Easterton's toponym is derived from the Old English for "the more easterly farm". It was a tithing which formed the eastern part of the ancient parish of East Lavington, now Market Lavington. Easterton was made a separate civil parish soon after its ecclesiastical parish was created in 1874, and in 1934 Eastcott hamlet was transferred to it from Urchfont parish.

The parish has three concentrations of buildings: around Easterton Manor House and the Royal Oak inn; near the Victorian parish church; and at Eastcott along a secondary road (B3098) and interspersed with modern housing. Some older houses were lost as a result of road widening in the later 20th century. A map of 1773 suggests that there were then more buildings at Eastcott, and between Eastcott and Easterton than at present, and therefore that the settlements have declined. The survival of timber-framed houses in separate groups in an area where from the 18th century brick buildings have predominated is consistent with such a decline.

A school opened at Easterton in 1865, moved to a new building in 1876, and later became a National School. The school closed in 1971, along with the Victorian school at Market Lavington, and pupils from both parishes transferred to a new school, now called St Barnabas Church of England Primary School, in Market Lavington parish near the boundary with Easterton.

Market gardening and fruit growing by smallholders on the fertile soils of the greensand became important as the traditional sheep and corn husbandry on the chalk ('the Clays') declined following enclosures before 1800. Samuel Moore's jam factory was a legacy of the fruit fields. It began in a small way early in the 20th century after an earlier venture had closed, and became a major employer in the area, with 100 staff in 1972. An extension was opened in 1985, but the whole enterprise closed in 1998, and visitors to the village are no longer greeted by the all-pervading aroma of warm strawberry jam. The site of the factory was redeveloped into housing.

== Religious sites ==
Easterton was anciently a tithing of St Mary's, Market Lavington.

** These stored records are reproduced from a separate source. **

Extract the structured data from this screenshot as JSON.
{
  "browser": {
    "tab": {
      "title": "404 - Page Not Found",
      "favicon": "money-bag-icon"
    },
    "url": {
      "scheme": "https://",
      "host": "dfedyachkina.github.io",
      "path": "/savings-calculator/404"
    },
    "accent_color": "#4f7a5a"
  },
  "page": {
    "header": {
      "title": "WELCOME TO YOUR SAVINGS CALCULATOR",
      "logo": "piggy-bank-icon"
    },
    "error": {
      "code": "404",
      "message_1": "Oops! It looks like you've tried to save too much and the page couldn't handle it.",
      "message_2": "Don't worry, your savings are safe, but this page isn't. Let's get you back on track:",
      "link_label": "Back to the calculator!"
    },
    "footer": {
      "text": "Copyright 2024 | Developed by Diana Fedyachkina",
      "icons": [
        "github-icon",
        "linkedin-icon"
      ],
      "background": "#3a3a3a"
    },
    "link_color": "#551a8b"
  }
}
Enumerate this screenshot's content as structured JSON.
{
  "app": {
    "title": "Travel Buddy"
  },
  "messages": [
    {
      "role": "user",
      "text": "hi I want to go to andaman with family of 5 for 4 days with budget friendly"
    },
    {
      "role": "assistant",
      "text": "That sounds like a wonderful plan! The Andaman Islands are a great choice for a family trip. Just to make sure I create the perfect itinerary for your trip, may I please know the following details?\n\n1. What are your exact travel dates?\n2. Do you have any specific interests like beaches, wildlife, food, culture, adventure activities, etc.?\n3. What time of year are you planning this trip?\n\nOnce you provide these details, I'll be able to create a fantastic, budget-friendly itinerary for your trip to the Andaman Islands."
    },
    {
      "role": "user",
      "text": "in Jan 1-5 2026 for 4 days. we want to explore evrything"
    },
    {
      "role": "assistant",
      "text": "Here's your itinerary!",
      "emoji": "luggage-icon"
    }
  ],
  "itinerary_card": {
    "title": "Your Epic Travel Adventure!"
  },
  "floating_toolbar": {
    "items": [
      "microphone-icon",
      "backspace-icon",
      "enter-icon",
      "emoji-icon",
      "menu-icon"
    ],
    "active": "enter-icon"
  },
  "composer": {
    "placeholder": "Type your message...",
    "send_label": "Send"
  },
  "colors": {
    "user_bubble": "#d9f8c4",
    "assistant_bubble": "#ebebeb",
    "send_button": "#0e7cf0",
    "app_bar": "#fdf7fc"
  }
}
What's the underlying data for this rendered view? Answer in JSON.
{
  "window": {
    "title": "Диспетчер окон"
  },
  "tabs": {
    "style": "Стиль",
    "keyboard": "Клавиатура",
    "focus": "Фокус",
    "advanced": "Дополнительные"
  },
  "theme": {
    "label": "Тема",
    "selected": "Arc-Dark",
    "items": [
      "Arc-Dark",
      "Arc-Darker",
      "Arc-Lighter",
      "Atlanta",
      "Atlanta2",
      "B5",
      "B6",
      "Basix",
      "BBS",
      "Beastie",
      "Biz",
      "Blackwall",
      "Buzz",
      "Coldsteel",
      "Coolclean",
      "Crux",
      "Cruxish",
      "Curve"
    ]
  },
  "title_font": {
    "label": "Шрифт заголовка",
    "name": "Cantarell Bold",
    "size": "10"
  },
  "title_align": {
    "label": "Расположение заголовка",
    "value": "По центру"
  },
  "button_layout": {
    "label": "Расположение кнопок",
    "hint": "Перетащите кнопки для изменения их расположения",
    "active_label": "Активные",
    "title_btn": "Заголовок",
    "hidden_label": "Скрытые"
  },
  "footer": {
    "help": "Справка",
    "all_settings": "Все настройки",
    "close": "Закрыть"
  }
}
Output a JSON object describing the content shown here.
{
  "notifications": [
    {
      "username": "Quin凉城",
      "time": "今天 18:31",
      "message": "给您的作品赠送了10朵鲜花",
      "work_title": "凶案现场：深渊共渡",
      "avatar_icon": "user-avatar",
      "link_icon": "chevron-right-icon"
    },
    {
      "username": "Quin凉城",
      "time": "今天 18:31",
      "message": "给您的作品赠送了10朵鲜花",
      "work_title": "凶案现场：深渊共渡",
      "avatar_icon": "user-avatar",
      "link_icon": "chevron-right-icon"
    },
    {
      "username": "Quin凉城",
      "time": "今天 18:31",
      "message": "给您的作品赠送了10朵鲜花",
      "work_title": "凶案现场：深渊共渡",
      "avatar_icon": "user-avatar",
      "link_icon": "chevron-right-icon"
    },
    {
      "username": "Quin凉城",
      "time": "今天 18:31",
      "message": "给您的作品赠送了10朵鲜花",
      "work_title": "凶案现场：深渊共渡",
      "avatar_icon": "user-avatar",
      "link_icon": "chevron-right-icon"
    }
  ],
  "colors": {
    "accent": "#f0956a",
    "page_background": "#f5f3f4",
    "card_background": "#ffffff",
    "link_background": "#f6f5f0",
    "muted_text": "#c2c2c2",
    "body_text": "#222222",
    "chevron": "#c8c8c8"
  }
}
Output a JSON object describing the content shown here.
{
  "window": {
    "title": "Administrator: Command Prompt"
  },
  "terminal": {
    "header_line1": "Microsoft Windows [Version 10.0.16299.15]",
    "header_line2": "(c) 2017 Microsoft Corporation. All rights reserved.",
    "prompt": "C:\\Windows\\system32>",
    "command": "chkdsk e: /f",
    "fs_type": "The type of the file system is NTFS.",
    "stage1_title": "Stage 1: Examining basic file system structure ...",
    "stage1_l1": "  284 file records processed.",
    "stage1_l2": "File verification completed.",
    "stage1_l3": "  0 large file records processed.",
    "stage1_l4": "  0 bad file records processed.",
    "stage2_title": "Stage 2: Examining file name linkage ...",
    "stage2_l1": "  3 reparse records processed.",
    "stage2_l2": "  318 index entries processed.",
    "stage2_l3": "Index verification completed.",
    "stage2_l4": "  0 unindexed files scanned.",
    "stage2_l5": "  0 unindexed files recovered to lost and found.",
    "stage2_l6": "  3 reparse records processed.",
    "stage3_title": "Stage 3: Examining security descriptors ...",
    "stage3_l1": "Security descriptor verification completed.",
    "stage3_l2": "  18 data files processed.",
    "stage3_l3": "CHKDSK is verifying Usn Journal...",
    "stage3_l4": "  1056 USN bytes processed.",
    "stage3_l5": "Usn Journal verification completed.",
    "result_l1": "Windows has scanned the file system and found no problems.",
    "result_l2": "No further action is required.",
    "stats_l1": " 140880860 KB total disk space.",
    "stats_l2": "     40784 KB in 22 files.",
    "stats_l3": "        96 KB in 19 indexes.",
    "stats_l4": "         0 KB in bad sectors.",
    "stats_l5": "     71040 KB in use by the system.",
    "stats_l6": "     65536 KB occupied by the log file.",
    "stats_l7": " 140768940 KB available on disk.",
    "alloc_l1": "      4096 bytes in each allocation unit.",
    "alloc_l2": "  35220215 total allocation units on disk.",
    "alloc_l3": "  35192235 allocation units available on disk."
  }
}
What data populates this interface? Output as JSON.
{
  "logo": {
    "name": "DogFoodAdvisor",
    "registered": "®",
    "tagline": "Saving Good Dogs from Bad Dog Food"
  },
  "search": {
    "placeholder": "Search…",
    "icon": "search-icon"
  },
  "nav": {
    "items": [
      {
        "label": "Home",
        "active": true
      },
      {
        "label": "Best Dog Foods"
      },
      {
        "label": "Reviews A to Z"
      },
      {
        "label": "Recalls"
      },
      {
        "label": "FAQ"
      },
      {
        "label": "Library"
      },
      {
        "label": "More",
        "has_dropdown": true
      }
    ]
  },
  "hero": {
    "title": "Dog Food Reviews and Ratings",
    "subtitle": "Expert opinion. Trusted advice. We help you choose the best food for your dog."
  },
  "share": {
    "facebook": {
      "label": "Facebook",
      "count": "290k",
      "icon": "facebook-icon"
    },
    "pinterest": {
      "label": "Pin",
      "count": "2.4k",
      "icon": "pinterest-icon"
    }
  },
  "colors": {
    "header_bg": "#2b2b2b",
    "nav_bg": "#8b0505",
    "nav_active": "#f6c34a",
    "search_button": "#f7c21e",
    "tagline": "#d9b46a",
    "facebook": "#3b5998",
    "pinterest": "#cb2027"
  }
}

In 1874 a new ecclesiastical parish was created by combining the tithing with those of Fiddington (transferred from West Lavington) and Eastcott (from Urchfont).

This was made possible by Rev George Bourdieu Rogers (died 1872) of Easterton, who left money and land to the Ecclesiastical Commissioners to endow the new parish, together with his house which he intended to be used as a parsonage. Louisa Hay, widow of Samuel Hay, of Clyffe Hall, Market Lavington, gave a further £1,500 endowment and undertook to build a church for Easterton.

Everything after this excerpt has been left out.